March 7, 2018 – Acclaimed jazz pianist Jason Moran, Georgetown’s Distinguished Artist-in-Residence, and one of his close friends and artistic collaborators, renowned poet Elizabeth Alexander, explored the influence of local radio on their work at a recent event on campus.
Moran, a MacArthur fellowship recipient, is the artistic director of jazz at the John F. Kennedy Center for the Performing Arts.
He has produced numerous albums and six film soundtracks, including scores for Ava DuVernay’s films Selma and 13th. Alexander, the author of six books of poems and a Pulitzer Prize finalist, composed and read her “Praise Song for the Day” at President Obama’s 2009 inauguration.
Sounds of Cities
Both artists also explored the influence of place at the Feb. 28 event in Davis Performing Arts Center, citing the impact of local radio in helping define their respective sounds as artists, whether in prose or song.
Growing up in Houston, Moran listened to a local radio station that featured jazz Monday through Thursday, blues on Fridays, hip hop and reggae on Saturday and gospel on Sundays.
“If you listened to the station long enough, you would get a grasp on what you needed to hear … and realize [artists] sound a lot of different ways,” Moran explained. “We don’t all just holler. We don’t all just bend notes. We do all kinds of things. We don’t all just make dance music.”
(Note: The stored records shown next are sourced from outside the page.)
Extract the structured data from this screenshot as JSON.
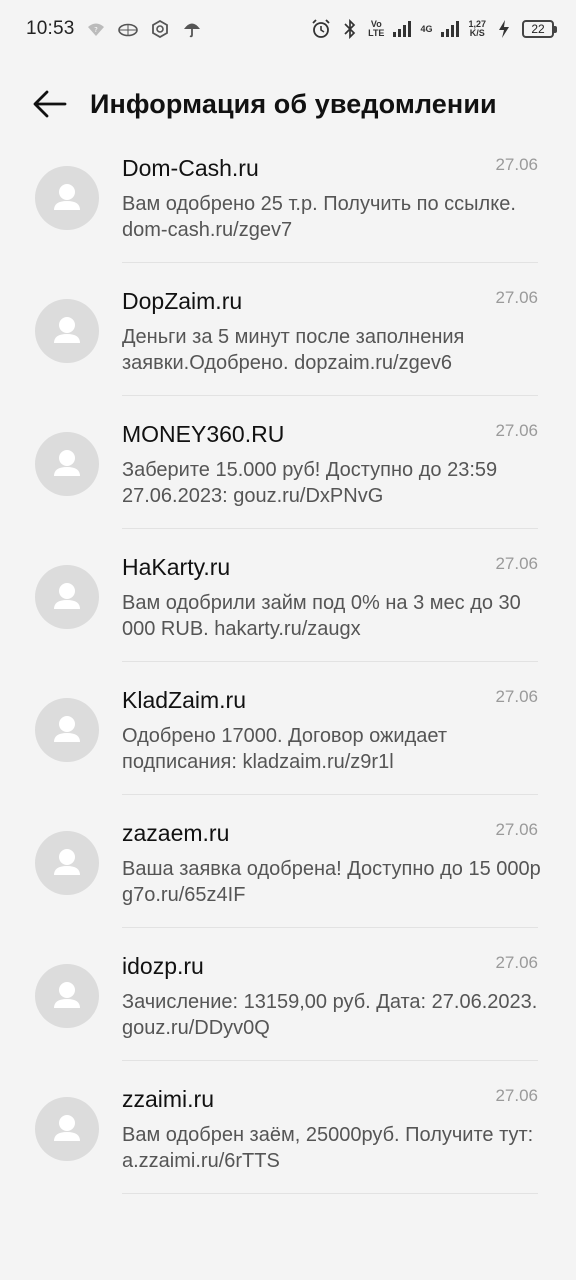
{
  "status_bar": {
    "time": "10:53",
    "net_top": "Vo",
    "net_bottom": "LTE",
    "net_4g": "4G",
    "speed_top": "1,27",
    "speed_bottom": "K/S",
    "battery": "22",
    "icons": [
      "wifi-hotspot-icon",
      "game-controller-icon",
      "vpn-hex-icon",
      "umbrella-icon",
      "alarm-icon",
      "bluetooth-icon",
      "signal-icon",
      "charging-icon"
    ]
  },
  "header": {
    "title": "Информация об уведомлении",
    "back_icon": "arrow-left-icon"
  },
  "notifications": [
    {
      "sender": "Dom-Cash.ru",
      "date": "27.06",
      "message": "Вам одобрено 25 т.р. Получить по ссылке. dom-cash.ru/zgev7"
    },
    {
      "sender": "DopZaim.ru",
      "date": "27.06",
      "message": "Деньги за 5 минут после заполнения заявки.Одобрено. dopzaim.ru/zgev6"
    },
    {
      "sender": "MONEY360.RU",
      "date": "27.06",
      "message": "Заберите 15.000 руб! Доступно до 23:59 27.06.2023: gouz.ru/DxPNvG"
    },
    {
      "sender": "HaKarty.ru",
      "date": "27.06",
      "message": "Вам одобрили займ под 0% на 3 мес до 30 000 RUB. hakarty.ru/zaugx"
    },
    {
      "sender": "KladZaim.ru",
      "date": "27.06",
      "message": "Одобрено 17000. Договор ожидает подписания: kladzaim.ru/z9r1l"
    },
    {
      "sender": "zazaem.ru",
      "date": "27.06",
      "message": "Ваша заявка одобрена! Доступно до 15 000р g7o.ru/65z4IF"
    },
    {
      "sender": "idozp.ru",
      "date": "27.06",
      "message": "Зачисление: 13159,00 руб. Дата: 27.06.2023. gouz.ru/DDyv0Q"
    },
    {
      "sender": "zzaimi.ru",
      "date": "27.06",
      "message": "Вам одобрен заём, 25000руб. Получите тут: a.zzaimi.ru/6rTTS"
    }
  ],
  "colors": {
    "background": "#f4f4f4",
    "avatar_bg": "#dcdcdc",
    "avatar_fg": "#ffffff",
    "date": "#9a9a9a",
    "message": "#555555"
  }
}
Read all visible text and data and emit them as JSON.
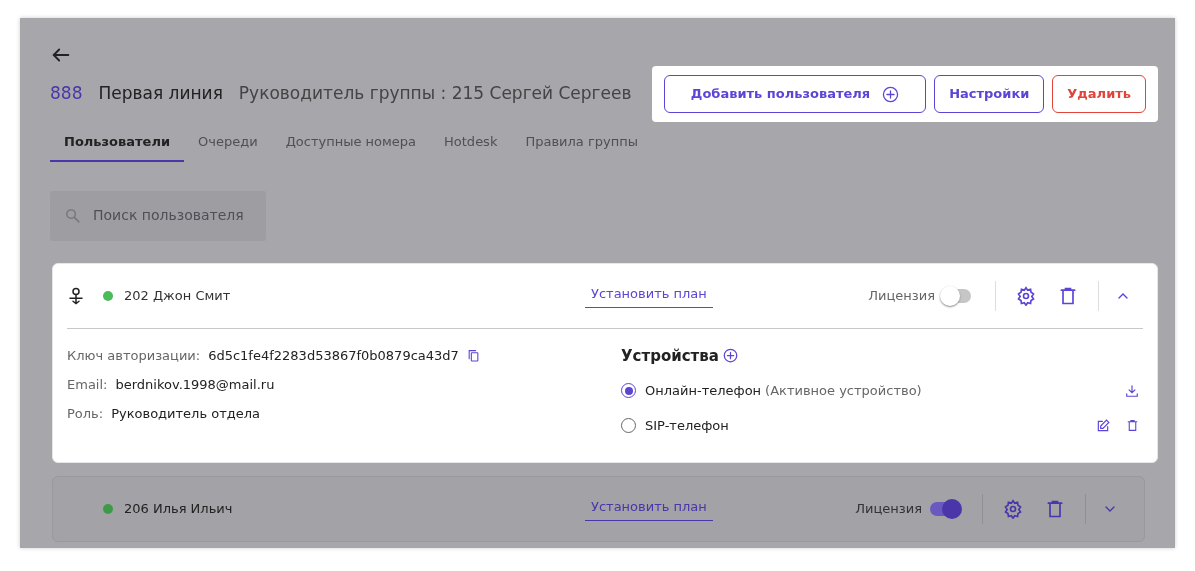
{
  "header": {
    "number": "888",
    "name": "Первая линия",
    "leader": "Руководитель группы : 215 Сергей Сергеев"
  },
  "header_actions": {
    "highlighted": true,
    "buttons": [
      {
        "label": "Добавить пользователя",
        "kind": "add"
      },
      {
        "label": "Настройки",
        "kind": "primary"
      },
      {
        "label": "Удалить",
        "kind": "danger"
      }
    ]
  },
  "tabs": [
    {
      "label": "Пользователи",
      "selected": true
    },
    {
      "label": "Очереди",
      "selected": false
    },
    {
      "label": "Доступные номера",
      "selected": false
    },
    {
      "label": "Hotdesk",
      "selected": false
    },
    {
      "label": "Правила группы",
      "selected": false
    }
  ],
  "search": {
    "placeholder": "Поиск пользователя"
  },
  "users": [
    {
      "name": "202 Джон Смит",
      "highlighted": true,
      "leader": true,
      "color": "#4cbb5a",
      "plan_link": "Установить план",
      "license_label": "Лицензия",
      "license_on": false,
      "expanded": true,
      "details": [
        {
          "label": "Ключ авторизации:",
          "value": "6d5c1fe4f2283d53867f0b0879ca43d7",
          "copyable": true
        },
        {
          "label": "Email:",
          "value": "berdnikov.1998@mail.ru",
          "copyable": false
        },
        {
          "label": "Роль:",
          "value": "Руководитель отдела",
          "copyable": false
        }
      ],
      "devices_title": "Устройства",
      "devices": [
        {
          "name": "Онлайн-телефон",
          "note": "(Активное устройство)",
          "selected": true,
          "kind": "online"
        },
        {
          "name": "SIP-телефон",
          "selected": false,
          "kind": "sip"
        }
      ]
    },
    {
      "name": "206 Илья Ильич",
      "highlighted": false,
      "leader": false,
      "color": "#3f9a48",
      "plan_link": "Установить план",
      "license_label": "Лицензия",
      "license_on": true,
      "expanded": false
    }
  ]
}
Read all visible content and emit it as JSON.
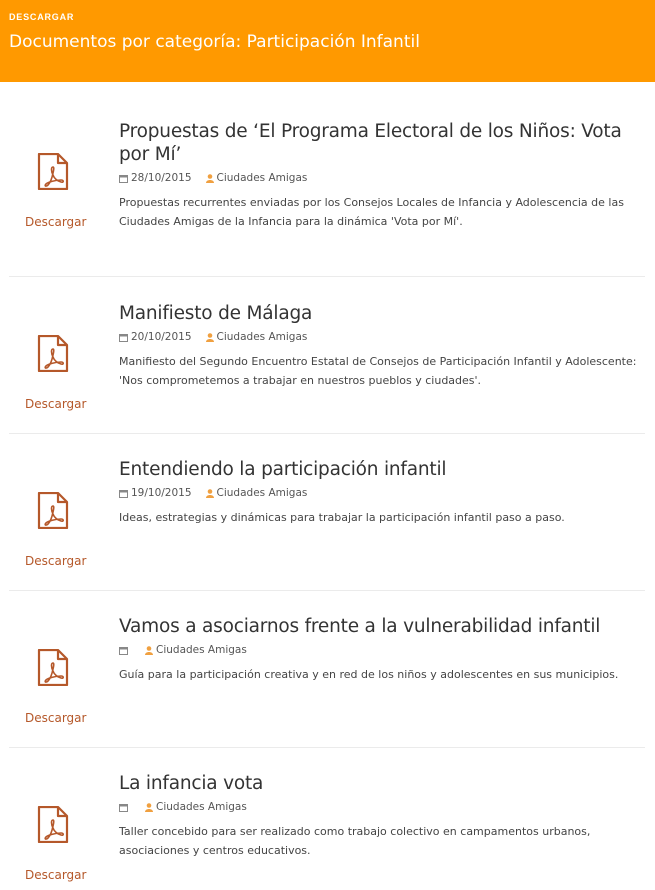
{
  "header": {
    "eyebrow": "DESCARGAR",
    "title": "Documentos por categoría: Participación Infantil"
  },
  "colors": {
    "header_bg": "#ff9900",
    "link": "#b5582a",
    "icon": "#b5582a",
    "meta_icon": "#f0a040"
  },
  "items": [
    {
      "title": "Propuestas de ‘El Programa Electoral de los Niños: Vota por Mí’",
      "date": "28/10/2015",
      "author": "Ciudades Amigas",
      "description": "Propuestas recurrentes enviadas por los Consejos Locales de Infancia y Adolescencia de las Ciudades Amigas de la Infancia para la dinámica 'Vota por Mí'.",
      "download_label": "Descargar",
      "icon": "pdf-icon"
    },
    {
      "title": "Manifiesto de Málaga",
      "date": "20/10/2015",
      "author": "Ciudades Amigas",
      "description": "Manifiesto del Segundo Encuentro Estatal de Consejos de Participación Infantil y Adolescente: 'Nos comprometemos a trabajar en nuestros pueblos y ciudades'.",
      "download_label": "Descargar",
      "icon": "pdf-icon"
    },
    {
      "title": "Entendiendo la participación infantil",
      "date": "19/10/2015",
      "author": "Ciudades Amigas",
      "description": "Ideas, estrategias y dinámicas para trabajar la participación infantil paso a paso.",
      "download_label": "Descargar",
      "icon": "pdf-icon"
    },
    {
      "title": "Vamos a asociarnos frente a la vulnerabilidad infantil",
      "date": "",
      "author": "Ciudades Amigas",
      "description": "Guía para la participación creativa y en red de los niños y adolescentes en sus municipios.",
      "download_label": "Descargar",
      "icon": "pdf-icon"
    },
    {
      "title": "La infancia vota",
      "date": "",
      "author": "Ciudades Amigas",
      "description": "Taller concebido para ser realizado como trabajo colectivo en campamentos urbanos, asociaciones y centros educativos.",
      "download_label": "Descargar",
      "icon": "pdf-icon"
    }
  ]
}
Alexander, recently appointed president of the Andrew W. Mellon Foundation, the largest U.S. funder in the arts and humanities, was born in Harlem and grew up in D.C.
“Thinking about the sound of the city … when I would hear music with a certain kind of groove, and I would start to get into it,“ said Alexander, who serves as chancellor of the Academy of American Poets and the Wun Tsun Tam Mellon Professor in the Humanities at Columbia University. “And I feel that there is a part of my practice that is trying to bottle that sound and put it in a poem … Words carry meaning, obviously, but also you’re trying to make music with that poem. You’re trying to structure a thing that inherently has music in it. And if you’re successful, … you have to have a groove in that poem.”
Alexander cited local Washington influences such as longtime jazz radio DJ Felix Grant, known for his work at WMAL and his extensive jazz collection and archives housed at WUDC; WHUR’s Melvin Lindsey; and WPFW DJ Jerry Washington, whose “The ‘Bama Hour” show highlighted what she described as “the talking sound of black folks” through storytelling.
The poet talked about the joys of found sounds, and read aloud “Talk Radio DC,” a small poem she had serendipitously discovered while listening to Washington’s midday Saturday show on WPFW.
Moran and Alexander performed “Blessing the Boats,” featuring a Lucille Clifton poem which Moran’s wife, mezzo-soprano Alicia Hall Moran, had set to music. Alexander also read her poem “One Week Later in the Strange” while Moran played.
Light of the World
The evening culminated in an emotional reading from The Light of the World, Alexander’s 2015 memoir that was a finalist for the Pulitzer Prize. The New York Times called the book “a meditative and elegiac account of meeting and losing her husband and great love.”
“Jason himself and his music appeared in this,” she explained. “This became an occasion for me to remember … being in this space with one loved and lost.”
Georgetown history professor Maurice Jackson introduced Moran and Alexander during the Wednesday evening event.
Moran has contributed a foreword to a new book, DC Jazz: Stories of Jazz Music in Washington, DC, edited by Jackson and Blair A. Ruble, to be published by Georgetown University Press in April.
Following a Q&A session with the artists, Jackson announced Moran’s next campus event as Distinguished Artist-in-Residence will be during an April 4 service and commemoration of the 50th anniversary of Rev. Martin Luther King, Jr.’s assassination.